Critique : Le Cordon
par Vladan Petkovic
- La Française Nolwenn Hervé présente un premier long-métrage documentaire où elle suit une figure déterminée qui aide les femmes enceintes laissées pour compte par le système de santé au Vénézuéla

La journaliste et cinéaste française Nolwenn Hervé a passé dix ans à couvrir l'actualité sociale et politique en Amérique latine. Elle signe aujourd'hui son premier long-métrage documentaire, Le Cordon [+lire aussi :
interview : Nolwenn Hervé
fiche film], qui a fait sa première mondiale à CPH:DOX et reçu une mention spéciale dans la compétition DOX:AWARD (lire l'article). Le film, tourné au Vénézuéla, se penche sur l'effondrement du système de santé public du pays à travers l'histoire de Carolina, une militante d'âge mûr qui vient en aide aux femmes enceintes.
Le film s'ouvre sur le lac Maracaibo, où des plateformes pétrolières tanguent sur l'eau tandis que des cartons apparaissent à l'écran pour nous rappeler que le Vénézuéla fut jadis un pays prospère, grâce à ses réserves d'or noir, mais qu'il est à présent une nation où la santé publique n'est plus qu'un lointain souvenir. La caméra passe ensuite au-dessus d'une série de villas délabrées, signe de la ruine économique des dix dernières années, provoquée par un mélange de sanctions économiques et de tourmentes politiques.
Le plus gros du film se passe en voiture, car Carolina et sa fidèle assistante et conductrice, Yanni, dédient une grande partie de leur temps à aller chercher des femmes enceintes et à tenter d'obtenir pour elles des soins élémentaires. Les hôpitaux publics, en sous-effectif et sous-équipés, n'acceptent les patientes que si elles apportent leurs propres fournitures : gants chirurgicaux, seringues, fentanyl, poches de sang, sérum physiologique.
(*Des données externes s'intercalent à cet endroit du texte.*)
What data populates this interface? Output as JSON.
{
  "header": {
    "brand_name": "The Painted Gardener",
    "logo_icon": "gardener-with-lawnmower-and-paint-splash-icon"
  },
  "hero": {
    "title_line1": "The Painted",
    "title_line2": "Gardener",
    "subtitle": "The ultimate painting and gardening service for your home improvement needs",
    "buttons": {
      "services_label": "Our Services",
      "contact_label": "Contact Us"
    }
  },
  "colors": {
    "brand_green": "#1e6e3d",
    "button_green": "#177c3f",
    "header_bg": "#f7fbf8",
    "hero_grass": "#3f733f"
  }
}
La propre fille de Carolina est enceinte (son mari vient de partir s'installer aux États-Unis, comme la majorité des médecins expérimentés du pays), et une prise en charge privée coûterait 700 $ (sachant que le salaire minimum, au Vénézuéla, est d'environ 3,50 € par mois).
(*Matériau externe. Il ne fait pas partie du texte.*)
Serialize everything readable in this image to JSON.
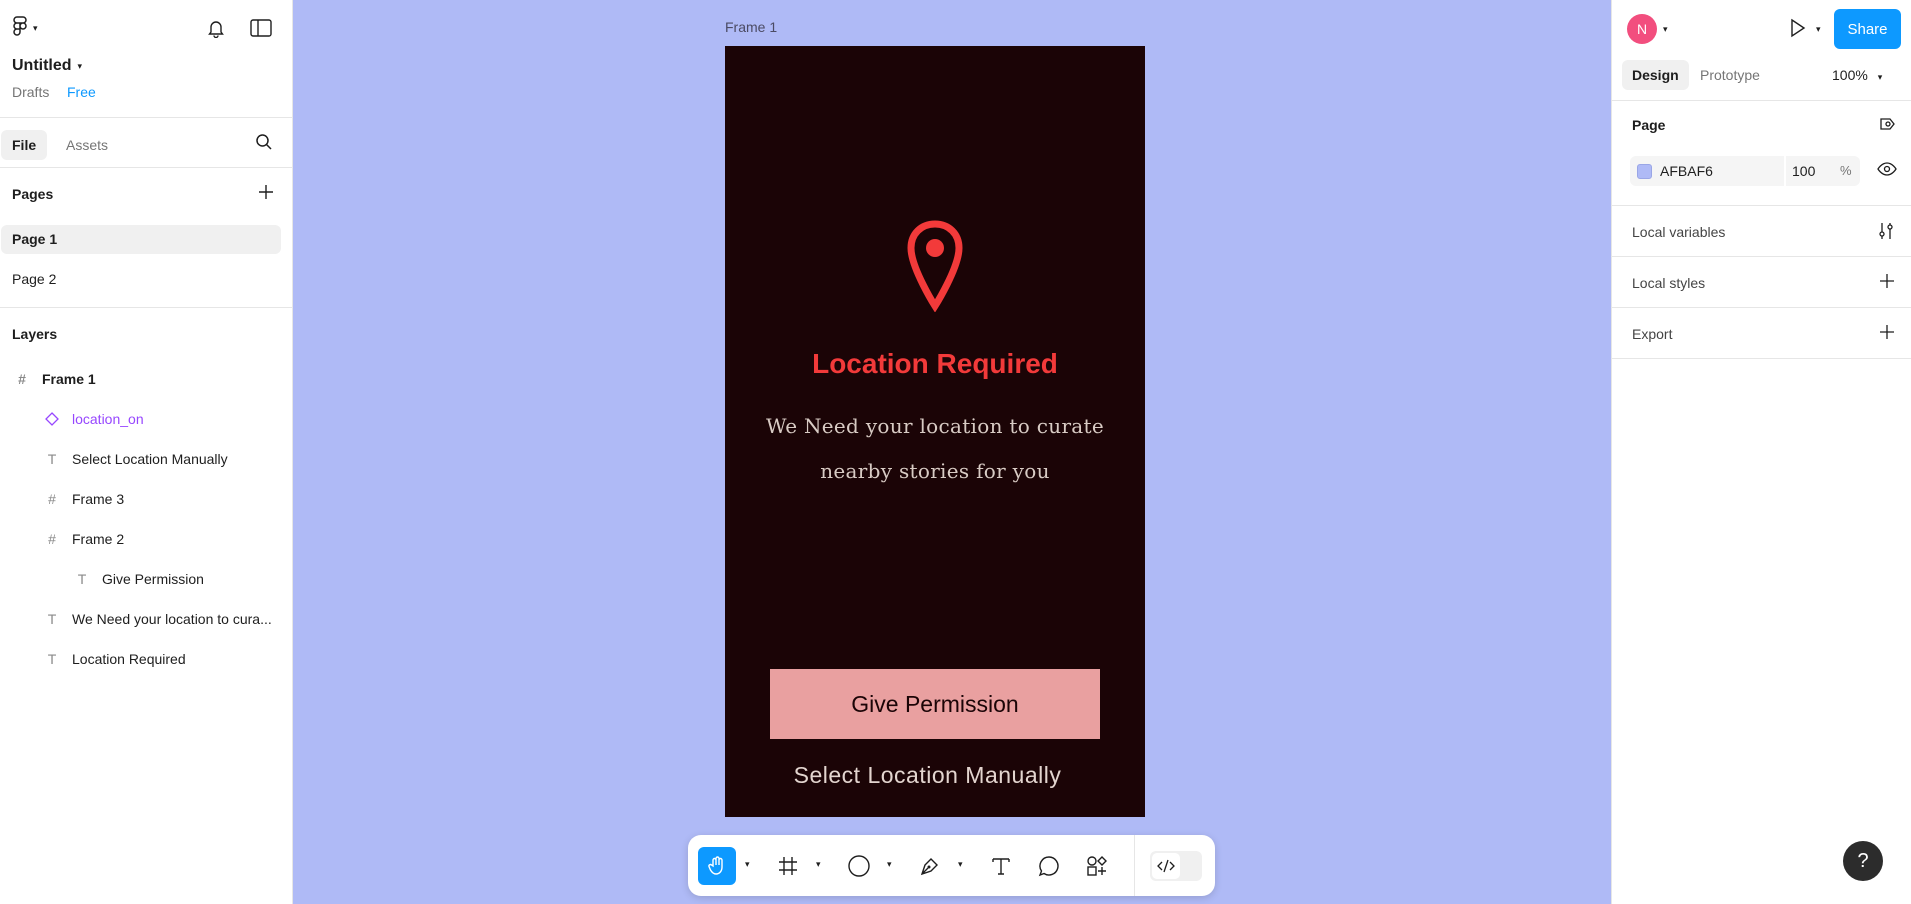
{
  "file": {
    "name": "Untitled",
    "location": "Drafts",
    "plan": "Free"
  },
  "left_tabs": {
    "file": "File",
    "assets": "Assets"
  },
  "pages": {
    "title": "Pages",
    "items": [
      "Page 1",
      "Page 2"
    ]
  },
  "layers": {
    "title": "Layers",
    "items": [
      {
        "name": "Frame 1",
        "type": "frame"
      },
      {
        "name": "location_on",
        "type": "component"
      },
      {
        "name": "Select Location Manually",
        "type": "text"
      },
      {
        "name": "Frame 3",
        "type": "frame"
      },
      {
        "name": "Frame 2",
        "type": "frame"
      },
      {
        "name": "Give Permission",
        "type": "text"
      },
      {
        "name": "We Need your location to cura...",
        "type": "text"
      },
      {
        "name": "Location Required",
        "type": "text"
      }
    ]
  },
  "canvas": {
    "frame_label": "Frame 1",
    "frame": {
      "title": "Location Required",
      "description": "We Need your location to curate nearby stories for you",
      "button": "Give Permission",
      "secondary": "Select Location Manually"
    }
  },
  "toolbar": {
    "tools": [
      "hand-tool",
      "frame-tool",
      "ellipse-tool",
      "pen-tool",
      "text-tool",
      "comment-tool",
      "actions-tool"
    ],
    "active": "hand-tool"
  },
  "right": {
    "user_initial": "N",
    "share": "Share",
    "tabs": {
      "design": "Design",
      "prototype": "Prototype"
    },
    "zoom": "100%",
    "page_section": {
      "title": "Page",
      "fill_hex": "AFBAF6",
      "opacity": "100",
      "percent": "%"
    },
    "local_variables": "Local variables",
    "local_styles": "Local styles",
    "export": "Export",
    "help": "?"
  },
  "colors": {
    "canvas_bg": "#afbaf6",
    "frame_bg": "#1b0406",
    "accent": "#f23a3a",
    "button_bg": "#e9a0a0",
    "brand_blue": "#0d99ff"
  }
}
Carolina conduit les femmes enceintes d'hôpital en hôpital et de pharmacie en pharmacie, ainsi que chez des donateurs privés et des ONG (elle dirige elle-même une fondation, qui lève des fonds et apporte d'autres formes d'aide). C'est toujours une course contre la montre : si chaque cas diffère, à chaque fois, les femmes et leurs bébés à naître sont en danger de mort. On voit aussi Carolina sillonner les rues de la ville, demander au hasard aux femmes qu'elle croise si elles souhaitent se faire poser un stérilet et les entasser dans sa voiture.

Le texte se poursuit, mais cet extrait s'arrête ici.